Time and again, we read about the responsibilities of good managers in order to get motivated employees as a result of their leadership actions. There are a variety of personnel development programs, coaching, peer group sparring and much more to support this. At the organizational level, principles such as agile working are introduced or entire organizations are democratized.
Let's imagine it the other way around: What if employees motivated their bosses?
Some of this target group are probably asking themselves: "How would that work?"
It could work through trust and confidence. In the individual willingness of employees to take on clear responsibility and to contribute to the joint success of the business according to their personal possibilities and potential. We are talking here about people who enjoy coming to work because they want to be part of a greater whole, because they value belonging and teamwork, with whom more is probably possible than they were previously expected to achieve and who are therefore happy to get involved. Prerequisite: If the boss lets them!
"At home, people behave like responsible adults. Why do we treat them like adolescents with no freedom when they come to work?"
Ricardo Semler
And this is often the crux of the matter in many cases that I have observed as an organizational consultant and sparring partner for top managers. Instead of confidence and trust, many managers are still overly influenced by the factors of their own socialization as a manager, for example through
- role models that this manager had on their way to their own position,
- their "command & control leadership style", which they exemplified and expected,
- the implementation of management techniques taught in numerous leadership seminars - such as "correct" delegation or applied time management,
- their own pride in having conducted the annual performance review within the deadline relevant for the bonus payment,
- all the personal effort required to maintain the heroism of top management.
The list could go on with aspects that were still absolutely justified in an analog era, in the industrial age 3.0. After all, they often guaranteed the success of a company. So please don't take this as management bashing.

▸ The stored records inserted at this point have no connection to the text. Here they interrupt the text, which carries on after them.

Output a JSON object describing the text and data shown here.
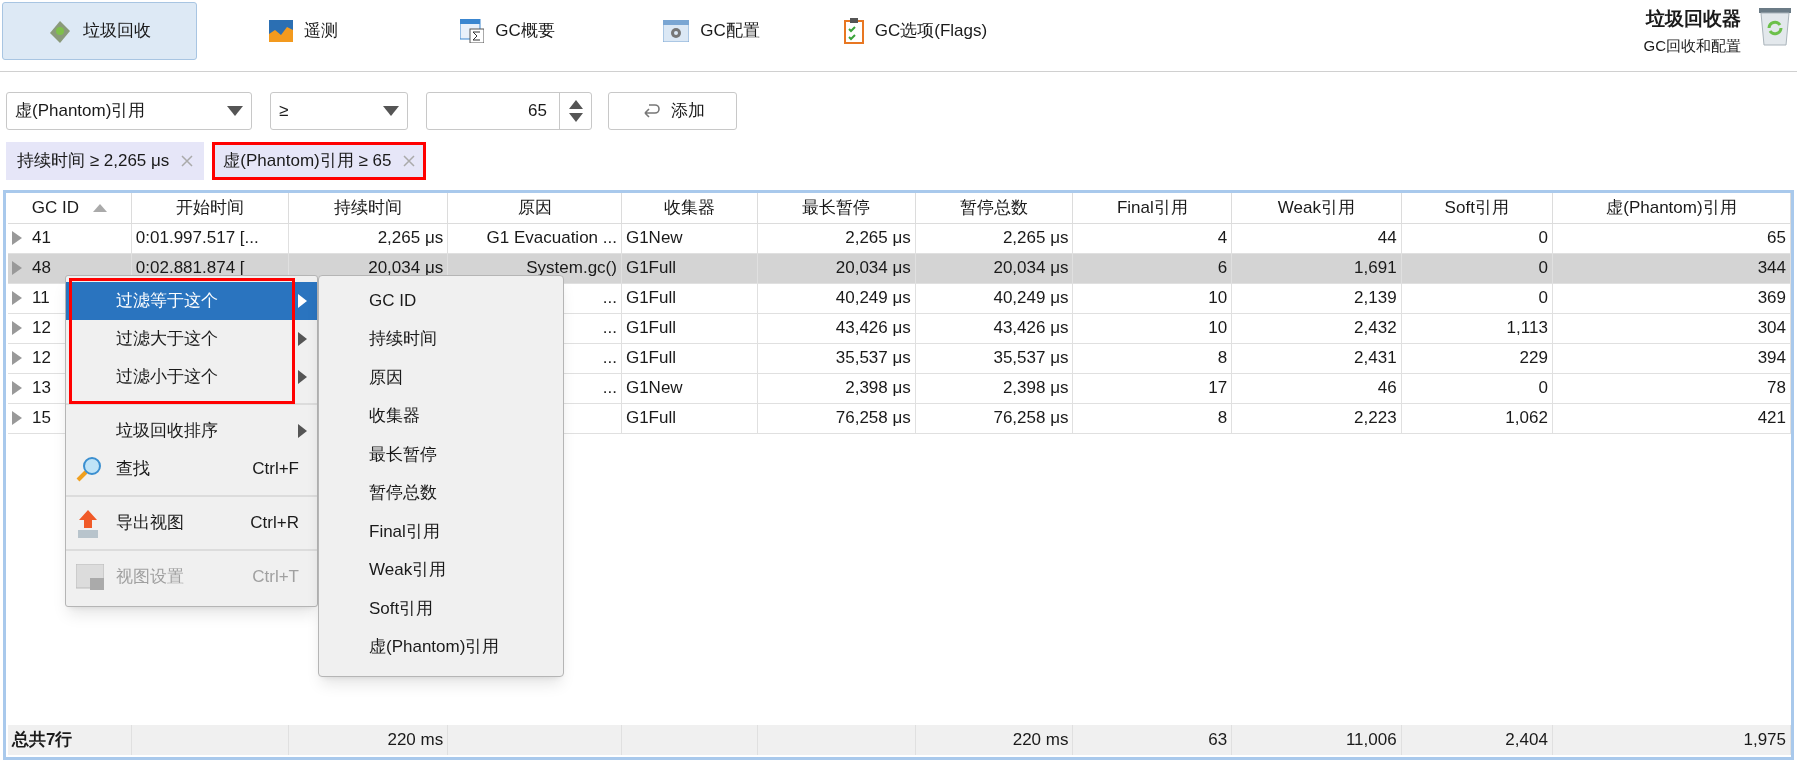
{
  "toolbar": {
    "tabs": [
      {
        "label": "垃圾回收",
        "selected": true
      },
      {
        "label": "遥测",
        "selected": false
      },
      {
        "label": "GC概要",
        "selected": false
      },
      {
        "label": "GC配置",
        "selected": false
      },
      {
        "label": "GC选项(Flags)",
        "selected": false
      }
    ]
  },
  "header": {
    "title": "垃圾回收器",
    "subtitle": "GC回收和配置"
  },
  "filter": {
    "field": "虚(Phantom)引用",
    "operator": "≥",
    "value": "65",
    "add_button": "添加"
  },
  "chips": [
    {
      "label": "持续时间 ≥ 2,265 μs",
      "outlined": false
    },
    {
      "label": "虚(Phantom)引用 ≥ 65",
      "outlined": true
    }
  ],
  "table": {
    "columns": [
      {
        "label": "GC ID",
        "sorted": true
      },
      {
        "label": "开始时间",
        "sorted": false
      },
      {
        "label": "持续时间",
        "sorted": false
      },
      {
        "label": "原因",
        "sorted": false
      },
      {
        "label": "收集器",
        "sorted": false
      },
      {
        "label": "最长暂停",
        "sorted": false
      },
      {
        "label": "暂停总数",
        "sorted": false
      },
      {
        "label": "Final引用",
        "sorted": false
      },
      {
        "label": "Weak引用",
        "sorted": false
      },
      {
        "label": "Soft引用",
        "sorted": false
      },
      {
        "label": "虚(Phantom)引用",
        "sorted": false
      }
    ],
    "rows": [
      {
        "selected": false,
        "gc_id": "41",
        "start_time": "0:01.997.517 [...",
        "duration": "2,265 μs",
        "cause": "G1 Evacuation ...",
        "collector": "G1New",
        "max_pause": "2,265 μs",
        "total_pause": "2,265 μs",
        "final_refs": "4",
        "weak_refs": "44",
        "soft_refs": "0",
        "phantom_refs": "65"
      },
      {
        "selected": true,
        "gc_id": "48",
        "start_time": "0:02.881.874 [",
        "duration": "20,034 μs",
        "cause": "System.gc()",
        "collector": "G1Full",
        "max_pause": "20,034 μs",
        "total_pause": "20,034 μs",
        "final_refs": "6",
        "weak_refs": "1,691",
        "soft_refs": "0",
        "phantom_refs": "344"
      },
      {
        "selected": false,
        "gc_id": "11",
        "cause": "...",
        "collector": "G1Full",
        "max_pause": "40,249 μs",
        "total_pause": "40,249 μs",
        "final_refs": "10",
        "weak_refs": "2,139",
        "soft_refs": "0",
        "phantom_refs": "369"
      },
      {
        "selected": false,
        "gc_id": "12",
        "cause": "...",
        "collector": "G1Full",
        "max_pause": "43,426 μs",
        "total_pause": "43,426 μs",
        "final_refs": "10",
        "weak_refs": "2,432",
        "soft_refs": "1,113",
        "phantom_refs": "304"
      },
      {
        "selected": false,
        "gc_id": "12",
        "cause": "...",
        "collector": "G1Full",
        "max_pause": "35,537 μs",
        "total_pause": "35,537 μs",
        "final_refs": "8",
        "weak_refs": "2,431",
        "soft_refs": "229",
        "phantom_refs": "394"
      },
      {
        "selected": false,
        "gc_id": "13",
        "cause": "...",
        "collector": "G1New",
        "max_pause": "2,398 μs",
        "total_pause": "2,398 μs",
        "final_refs": "17",
        "weak_refs": "46",
        "soft_refs": "0",
        "phantom_refs": "78"
      },
      {
        "selected": false,
        "gc_id": "15",
        "collector": "G1Full",
        "max_pause": "76,258 μs",
        "total_pause": "76,258 μs",
        "final_refs": "8",
        "weak_refs": "2,223",
        "soft_refs": "1,062",
        "phantom_refs": "421"
      }
    ],
    "footer": {
      "gc_id": "总共7行",
      "duration": "220 ms",
      "total_pause": "220 ms",
      "final_refs": "63",
      "weak_refs": "11,006",
      "soft_refs": "2,404",
      "phantom_refs": "1,975"
    }
  },
  "context_menu": {
    "items": [
      {
        "label": "过滤等于这个",
        "kind": "submenu",
        "selected": true,
        "disabled": false,
        "outlined": true
      },
      {
        "label": "过滤大于这个",
        "kind": "submenu",
        "selected": false,
        "disabled": false,
        "outlined": true
      },
      {
        "label": "过滤小于这个",
        "kind": "submenu",
        "selected": false,
        "disabled": false,
        "outlined": true
      },
      {
        "kind": "separator"
      },
      {
        "label": "垃圾回收排序",
        "kind": "submenu",
        "selected": false,
        "disabled": false,
        "outlined": false
      },
      {
        "label": "查找",
        "kind": "command",
        "shortcut": "Ctrl+F",
        "selected": false,
        "disabled": false,
        "outlined": false
      },
      {
        "kind": "separator"
      },
      {
        "label": "导出视图",
        "kind": "command",
        "shortcut": "Ctrl+R",
        "selected": false,
        "disabled": false,
        "outlined": false
      },
      {
        "kind": "separator"
      },
      {
        "label": "视图设置",
        "kind": "command",
        "shortcut": "Ctrl+T",
        "selected": false,
        "disabled": true,
        "outlined": false
      }
    ],
    "submenu": [
      "GC ID",
      "持续时间",
      "原因",
      "收集器",
      "最长暂停",
      "暂停总数",
      "Final引用",
      "Weak引用",
      "Soft引用",
      "虚(Phantom)引用"
    ]
  }
}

If we look at the increasing degree of overload and permanent excessive demands, also because we live in a VUCA world, the question arises: What permission should managers give themselves to relieve themselves if they have been shaped by such socialization and would like things to be different?
Here are a few suggestions: It is about permission
- for a fundamentally positive view of human nature (e.g. according to Douglas McGregor), which assumes that people will give their best under the right conditions.
- Giving up responsibility. This goes hand in hand with the employee taking responsibility and clearly negotiating the benefits and consequences of doing so.
- for eye level. Always invoked, but not always implemented. In addition to appreciative communication, this also includes the invitation to "lead your boss!". As a tangible consequence of a culture of responsibility and trust.
Another category of permission that is often given too little attention by managers should not go unmentioned.
These are the so-called drivers, inculcations and beliefs that make up the personal "life script" and have their origins in transactional analysis (according to Eric Berne and Thomas A. Harris). These include drivers such as "try hard!", "be strong!", "be perfect", "be fast!", "be pleasing!". Or inculcations such as "I'm not enough", "don't show anger!", "don't show your feelings!" or "don't be a child!".
Managers need to be aware of their own inner "commandments" and "prohibitions". It is the prerequisite for a change of perspective, a changed understanding of leadership, and enables a new personal decision and thus new behavior.
The result: Relief finds space and time. For everyone involved!